The man claimed to have fled Eritrea in 2019 due to forced conscription before moving to France. Before heading to the UK, he spent about three weeks in an encampment known as “the jungle” in Dunkirk, on the English Channel.
The High Court agreed at a hearing on Thursday, stating that there was “no serious issue to be tried in this case.” The UK’s Home Office objected to the attempt to temporarily halt the man’s removal.
The man’s allegations of trafficking were inconsistent, according to the judge, Clive Sheldon.
The Home Office could determine that his credibility had been severely harmed and that his account of trafficking couldn’t be reasonably believed, the judge said.
The man will be deported to France on Friday at 6:15 a.m. (GMT) at 5:15.
UK implements new plan
The Home Office, the UK interior ministry, was testing out its new plan to deport an Indian man to France as the court ruled against the Eritrean man. The man, who boarded a small boat in the UK in August, took a commercial flight to France on Thursday.
Prime Minister Keir Starmer claimed that this deportation provided “proof of concept” that the agreement is successful, and that this deportation was the first under the partnership between the UK and France.
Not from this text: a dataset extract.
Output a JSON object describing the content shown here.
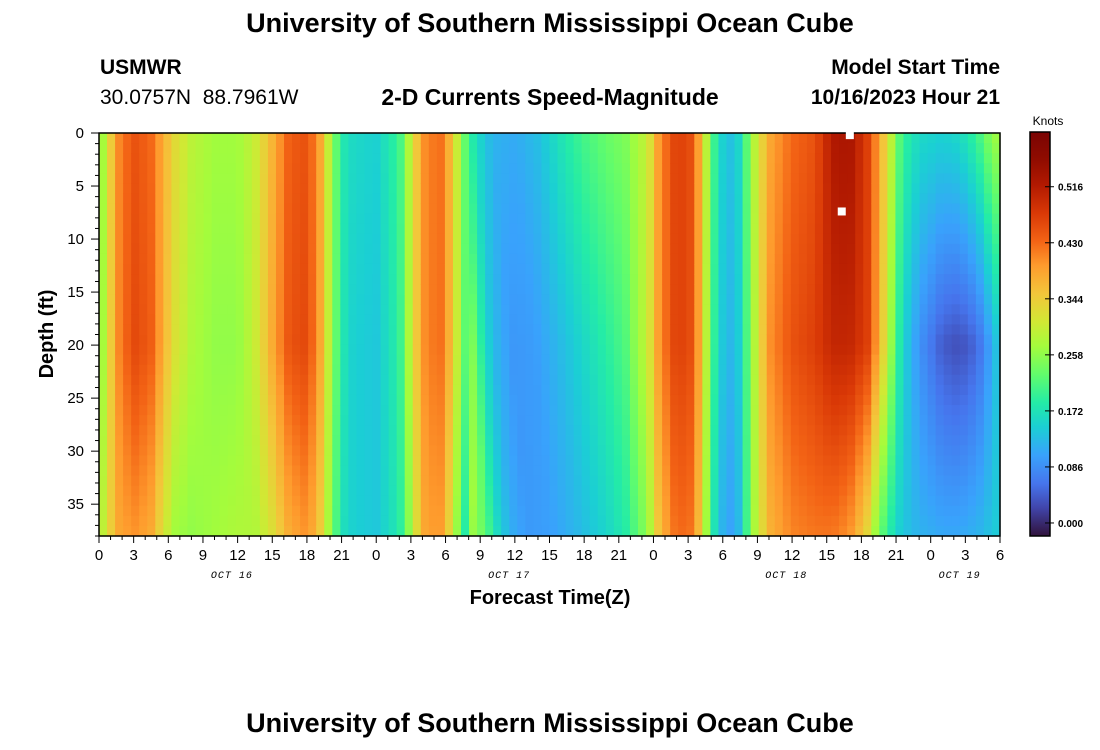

At a press conference alongside US President Donald Trump, Starmer stated, “We need to ramp that up at scale, which was always intended under the scheme.”
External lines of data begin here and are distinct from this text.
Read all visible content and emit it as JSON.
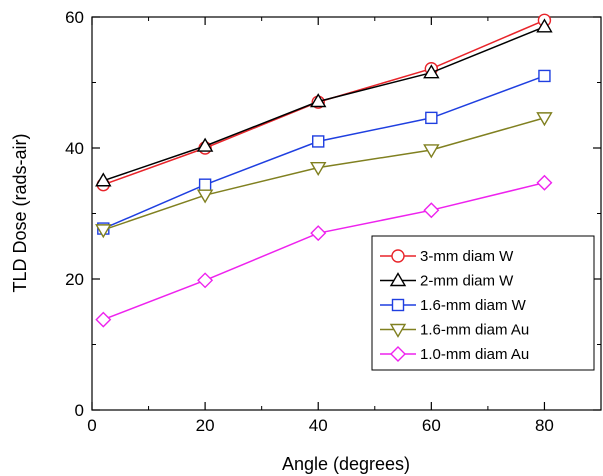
{
  "chart_data": {
    "type": "line",
    "xlabel": "Angle (degrees)",
    "ylabel": "TLD Dose (rads-air)",
    "xlim": [
      0,
      90
    ],
    "ylim": [
      0,
      60
    ],
    "x_ticks": [
      "0",
      "20",
      "40",
      "60",
      "80"
    ],
    "y_ticks": [
      "0",
      "20",
      "40",
      "60"
    ],
    "grid": false,
    "legend_position": "bottom-right",
    "x": [
      2,
      20,
      40,
      60,
      80
    ],
    "series": [
      {
        "name": "3-mm diam W",
        "color": "#e8242a",
        "marker": "circle",
        "values": [
          34.4,
          40.0,
          47.0,
          52.1,
          59.5
        ]
      },
      {
        "name": "2-mm diam W",
        "color": "#000000",
        "marker": "triangle-up",
        "values": [
          35.0,
          40.3,
          47.1,
          51.5,
          58.5
        ]
      },
      {
        "name": "1.6-mm diam W",
        "color": "#1f3fe0",
        "marker": "square",
        "values": [
          27.7,
          34.4,
          41.0,
          44.6,
          51.0
        ]
      },
      {
        "name": "1.6-mm diam Au",
        "color": "#808020",
        "marker": "triangle-down",
        "values": [
          27.5,
          32.8,
          37.0,
          39.7,
          44.6
        ]
      },
      {
        "name": "1.0-mm diam Au",
        "color": "#ee22ee",
        "marker": "diamond",
        "values": [
          13.8,
          19.8,
          27.0,
          30.5,
          34.7
        ]
      }
    ]
  }
}
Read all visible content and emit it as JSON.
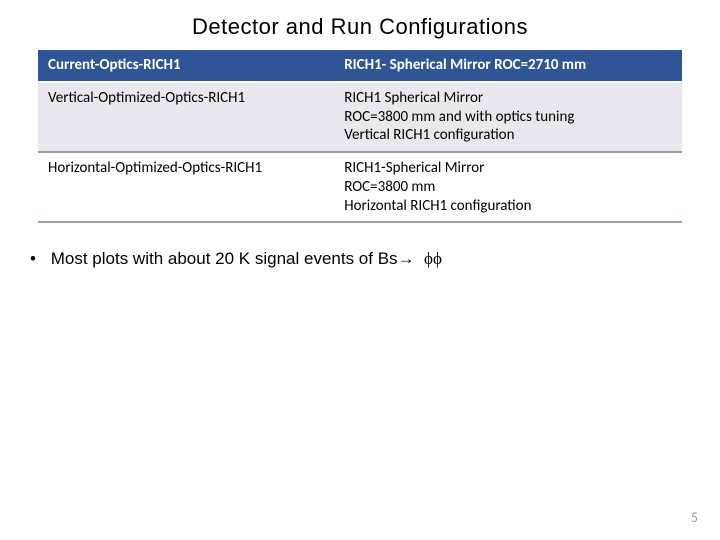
{
  "title": "Detector  and Run   Configurations",
  "table": {
    "r0c0": "Current-Optics-RICH1",
    "r0c1": "RICH1- Spherical Mirror  ROC=2710 mm",
    "r1c0": "Vertical-Optimized-Optics-RICH1",
    "r1c1": "RICH1  Spherical Mirror\nROC=3800 mm and with optics tuning\nVertical  RICH1 configuration",
    "r2c0": "Horizontal-Optimized-Optics-RICH1",
    "r2c1": "RICH1-Spherical Mirror\nROC=3800 mm\nHorizontal RICH1 configuration"
  },
  "bullet_prefix": "Most plots with about 20 K  signal  events of  Bs",
  "arrow": "→",
  "phi": "ϕϕ",
  "page_number": "5",
  "colors": {
    "header_bg": "#2f5597",
    "header_fg": "#ffffff",
    "alt_bg": "#e8e8ee",
    "divider": "#9aa0a8",
    "pagenum": "#9c9c9c"
  }
}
People who enter the UK are then returned to France under the “one in, one out” agreement between the UK and France, and the UK accepts an equal number of recognized asylum seekers with family ties.
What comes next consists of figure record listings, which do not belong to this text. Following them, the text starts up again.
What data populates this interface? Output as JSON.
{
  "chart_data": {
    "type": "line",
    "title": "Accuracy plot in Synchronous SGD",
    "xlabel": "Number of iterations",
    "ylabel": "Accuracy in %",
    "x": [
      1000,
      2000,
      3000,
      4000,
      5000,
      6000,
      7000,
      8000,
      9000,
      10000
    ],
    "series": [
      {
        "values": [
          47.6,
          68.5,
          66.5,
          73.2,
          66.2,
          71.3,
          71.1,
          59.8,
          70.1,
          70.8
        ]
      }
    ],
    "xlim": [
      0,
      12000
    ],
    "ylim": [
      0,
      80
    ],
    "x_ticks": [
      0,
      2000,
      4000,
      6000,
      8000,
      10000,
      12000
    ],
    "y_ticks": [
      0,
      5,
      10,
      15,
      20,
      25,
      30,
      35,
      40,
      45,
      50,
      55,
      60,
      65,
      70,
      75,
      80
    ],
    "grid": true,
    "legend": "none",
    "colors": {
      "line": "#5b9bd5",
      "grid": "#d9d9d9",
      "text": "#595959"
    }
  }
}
The plan is defended by Downing Street, calling it “fair and balanced” and aimed at reducing irregular migration.
The scheme has been condemned by UK charities.
According to Griff Ferris of the Joint Council for the Welfare of Immigrants, the “cruel policy that targets people who come here for safety” was a “grim attempt… to appease the racist far-right.”
Anti-immigrant sentiment is growing.
While Starmer’s government has made stopping small boat crossings a top priority, anti-immigrant sentiment has remained high in the UK.
Over the weekend, far-right activist Tommy Robinson organized a protest in central London that involved up to 150, 000 demonstrators. A glass bottle that appeared to have smashed into a police horse at one point caused serious injuries to four police officers during the demonstration.